Las convocatorias que circulan por WhatsApp y Telegram, como del municipio de Ixtacuixtla, son descaradamente explícitas y delatan la operación en curso. Exigen a los asistentes “presentarse vestidos de blanco, prohibido usar gorras, distintivos morenistas, colores del partido o cualquier referencia a nuestro “candidato”, para simular neutralidad y eludir la fiscalización del INE y el IEPC.
La instrucción es muy precisa: “Las playeras son solo para la calle de manera personal. No son para brigadas o actividades”, advierten en los mensajes, en una hipocresía monumental: mientras ocultan los símbolos partidistas en el evento, el objetivo central es presionar y dirigir el voto en la encuesta hacia “el candidato” Alfonso Sánchez García.
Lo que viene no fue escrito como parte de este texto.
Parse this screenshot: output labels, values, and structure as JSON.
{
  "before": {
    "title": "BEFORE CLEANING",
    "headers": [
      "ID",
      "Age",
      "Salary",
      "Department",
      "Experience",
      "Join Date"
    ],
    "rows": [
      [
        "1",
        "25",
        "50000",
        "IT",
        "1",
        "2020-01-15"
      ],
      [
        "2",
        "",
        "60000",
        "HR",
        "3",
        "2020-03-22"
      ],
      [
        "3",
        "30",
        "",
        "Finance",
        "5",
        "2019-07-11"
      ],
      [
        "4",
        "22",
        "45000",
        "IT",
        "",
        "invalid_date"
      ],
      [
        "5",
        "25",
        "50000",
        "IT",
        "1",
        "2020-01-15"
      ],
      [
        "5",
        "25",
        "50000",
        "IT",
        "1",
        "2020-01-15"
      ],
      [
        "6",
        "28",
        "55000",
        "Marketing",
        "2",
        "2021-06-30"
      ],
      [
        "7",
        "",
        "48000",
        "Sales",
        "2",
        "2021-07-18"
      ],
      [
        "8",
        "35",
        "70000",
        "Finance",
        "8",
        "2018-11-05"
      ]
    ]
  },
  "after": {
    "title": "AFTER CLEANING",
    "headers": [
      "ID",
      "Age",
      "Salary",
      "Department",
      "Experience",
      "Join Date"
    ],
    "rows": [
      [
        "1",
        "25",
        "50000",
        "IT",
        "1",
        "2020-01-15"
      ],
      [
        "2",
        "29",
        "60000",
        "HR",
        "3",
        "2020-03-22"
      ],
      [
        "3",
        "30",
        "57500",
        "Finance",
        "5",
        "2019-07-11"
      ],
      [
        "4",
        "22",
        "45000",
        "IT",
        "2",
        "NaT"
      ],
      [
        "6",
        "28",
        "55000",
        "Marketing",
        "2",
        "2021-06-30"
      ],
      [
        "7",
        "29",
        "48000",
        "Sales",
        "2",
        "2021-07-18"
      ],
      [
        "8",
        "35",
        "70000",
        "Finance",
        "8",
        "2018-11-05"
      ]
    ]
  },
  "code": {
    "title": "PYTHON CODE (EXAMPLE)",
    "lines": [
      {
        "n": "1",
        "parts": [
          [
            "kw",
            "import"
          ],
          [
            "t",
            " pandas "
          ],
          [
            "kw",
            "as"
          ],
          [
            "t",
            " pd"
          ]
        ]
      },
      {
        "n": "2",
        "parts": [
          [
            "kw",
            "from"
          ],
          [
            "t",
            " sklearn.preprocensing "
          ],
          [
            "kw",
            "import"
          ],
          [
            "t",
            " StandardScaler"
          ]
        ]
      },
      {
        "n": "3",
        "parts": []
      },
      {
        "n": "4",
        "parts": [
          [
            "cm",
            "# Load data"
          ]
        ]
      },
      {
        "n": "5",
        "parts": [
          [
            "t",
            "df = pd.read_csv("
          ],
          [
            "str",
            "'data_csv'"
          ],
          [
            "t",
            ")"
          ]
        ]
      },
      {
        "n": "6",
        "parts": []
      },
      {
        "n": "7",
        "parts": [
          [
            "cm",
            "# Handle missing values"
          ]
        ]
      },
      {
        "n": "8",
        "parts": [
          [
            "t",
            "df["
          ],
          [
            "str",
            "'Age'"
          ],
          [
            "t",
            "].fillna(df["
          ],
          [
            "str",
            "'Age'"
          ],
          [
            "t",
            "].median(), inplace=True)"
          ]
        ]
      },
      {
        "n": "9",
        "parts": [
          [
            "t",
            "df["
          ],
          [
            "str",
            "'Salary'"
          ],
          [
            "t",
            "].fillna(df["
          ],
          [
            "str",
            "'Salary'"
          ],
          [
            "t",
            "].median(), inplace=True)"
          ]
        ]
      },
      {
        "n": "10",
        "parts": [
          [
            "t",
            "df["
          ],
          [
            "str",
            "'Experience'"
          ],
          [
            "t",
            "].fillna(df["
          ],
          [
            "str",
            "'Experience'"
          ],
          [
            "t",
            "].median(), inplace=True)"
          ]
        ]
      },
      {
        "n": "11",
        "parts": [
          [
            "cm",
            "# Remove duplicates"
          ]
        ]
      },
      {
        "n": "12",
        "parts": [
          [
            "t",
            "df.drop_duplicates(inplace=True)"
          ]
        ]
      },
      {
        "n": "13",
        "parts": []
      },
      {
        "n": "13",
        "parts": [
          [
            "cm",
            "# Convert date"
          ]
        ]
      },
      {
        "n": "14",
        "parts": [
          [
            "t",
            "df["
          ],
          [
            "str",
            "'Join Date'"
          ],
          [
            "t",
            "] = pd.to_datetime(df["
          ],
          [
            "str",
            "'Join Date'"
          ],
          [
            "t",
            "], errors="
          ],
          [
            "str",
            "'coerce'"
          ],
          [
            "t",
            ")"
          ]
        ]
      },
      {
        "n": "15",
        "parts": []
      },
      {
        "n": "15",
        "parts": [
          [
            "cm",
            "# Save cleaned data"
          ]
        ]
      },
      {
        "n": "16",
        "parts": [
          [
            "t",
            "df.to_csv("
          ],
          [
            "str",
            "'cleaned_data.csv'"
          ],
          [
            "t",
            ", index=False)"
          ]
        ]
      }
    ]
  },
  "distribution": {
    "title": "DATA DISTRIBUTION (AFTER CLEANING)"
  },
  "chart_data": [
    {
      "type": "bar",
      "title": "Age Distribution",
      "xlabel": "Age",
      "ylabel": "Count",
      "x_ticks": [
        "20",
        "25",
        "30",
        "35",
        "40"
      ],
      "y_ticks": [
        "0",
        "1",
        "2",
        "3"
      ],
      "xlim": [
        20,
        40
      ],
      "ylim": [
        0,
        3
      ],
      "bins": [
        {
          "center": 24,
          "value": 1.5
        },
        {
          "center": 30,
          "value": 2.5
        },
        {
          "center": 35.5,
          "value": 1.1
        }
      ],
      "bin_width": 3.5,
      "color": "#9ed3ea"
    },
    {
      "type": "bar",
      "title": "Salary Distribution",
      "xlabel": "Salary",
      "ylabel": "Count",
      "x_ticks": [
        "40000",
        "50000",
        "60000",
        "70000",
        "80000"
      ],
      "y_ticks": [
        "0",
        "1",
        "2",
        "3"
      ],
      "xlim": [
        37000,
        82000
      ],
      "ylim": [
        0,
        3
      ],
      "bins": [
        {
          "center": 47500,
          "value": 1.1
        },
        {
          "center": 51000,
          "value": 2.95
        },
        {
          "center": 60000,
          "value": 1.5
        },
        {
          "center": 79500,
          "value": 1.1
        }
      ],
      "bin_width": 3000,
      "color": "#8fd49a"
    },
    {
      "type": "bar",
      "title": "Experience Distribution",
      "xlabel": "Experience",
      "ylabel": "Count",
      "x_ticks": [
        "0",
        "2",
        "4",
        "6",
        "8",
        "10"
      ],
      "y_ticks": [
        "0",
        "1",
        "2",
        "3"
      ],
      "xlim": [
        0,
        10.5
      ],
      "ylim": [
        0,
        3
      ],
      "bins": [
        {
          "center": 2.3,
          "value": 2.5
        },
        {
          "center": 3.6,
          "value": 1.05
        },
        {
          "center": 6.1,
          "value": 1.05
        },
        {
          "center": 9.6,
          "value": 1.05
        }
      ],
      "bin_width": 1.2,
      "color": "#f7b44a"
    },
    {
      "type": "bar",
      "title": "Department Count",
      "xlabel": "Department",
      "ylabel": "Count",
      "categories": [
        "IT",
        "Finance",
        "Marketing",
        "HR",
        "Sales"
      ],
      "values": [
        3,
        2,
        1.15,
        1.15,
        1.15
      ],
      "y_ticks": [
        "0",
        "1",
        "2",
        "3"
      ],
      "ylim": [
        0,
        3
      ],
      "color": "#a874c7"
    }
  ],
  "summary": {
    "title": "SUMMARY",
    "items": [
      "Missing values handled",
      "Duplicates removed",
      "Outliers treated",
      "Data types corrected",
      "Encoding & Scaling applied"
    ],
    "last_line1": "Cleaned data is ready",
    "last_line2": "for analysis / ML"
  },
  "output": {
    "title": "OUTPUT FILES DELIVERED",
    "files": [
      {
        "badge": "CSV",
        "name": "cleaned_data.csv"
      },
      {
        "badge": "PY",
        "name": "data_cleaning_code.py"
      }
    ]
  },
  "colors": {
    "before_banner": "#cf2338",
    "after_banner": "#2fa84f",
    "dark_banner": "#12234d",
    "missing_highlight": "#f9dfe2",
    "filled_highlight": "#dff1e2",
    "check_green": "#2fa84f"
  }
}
Peor aún: se obliga a los “amigos” convocados a llevar a más personas “a la fuerza”, reproduciendo el clientelismo más rancio. Tamales, refrescos y sonrisas a cambio de lealtad forzada; comida por votos prefabricados; presión social para inflar artificialmente los resultados de una consulta que debería ser libre y democrática. Estas “tamalizas” no son actos espontáneos de fraternidad: son maquinaria electoral clandestina para torcer la voluntad de la militancia y garantizar la continuidad dinástica del grupo en el poder.
La gobernadora y su favorito no desperdician tiempo, recursos y dinero público —directo o indirecto— en asegurar que el botín del erario siga en manos del mismo clan. Lorena Cuéllar y Alfonso Sánchez no innovan: reciclan lo peor del régimen autoritario que juraron combatir, todo para perpetuar su control político y económico.
La ciudadanía tlaxcalteca ahora está expuesta y es rehén de tamales envenenados con ambición desmedida. Rechazar estas “tamalizas” manipuladoras es defender el voto auténtico y la verdadera transformación que tanto prometieron.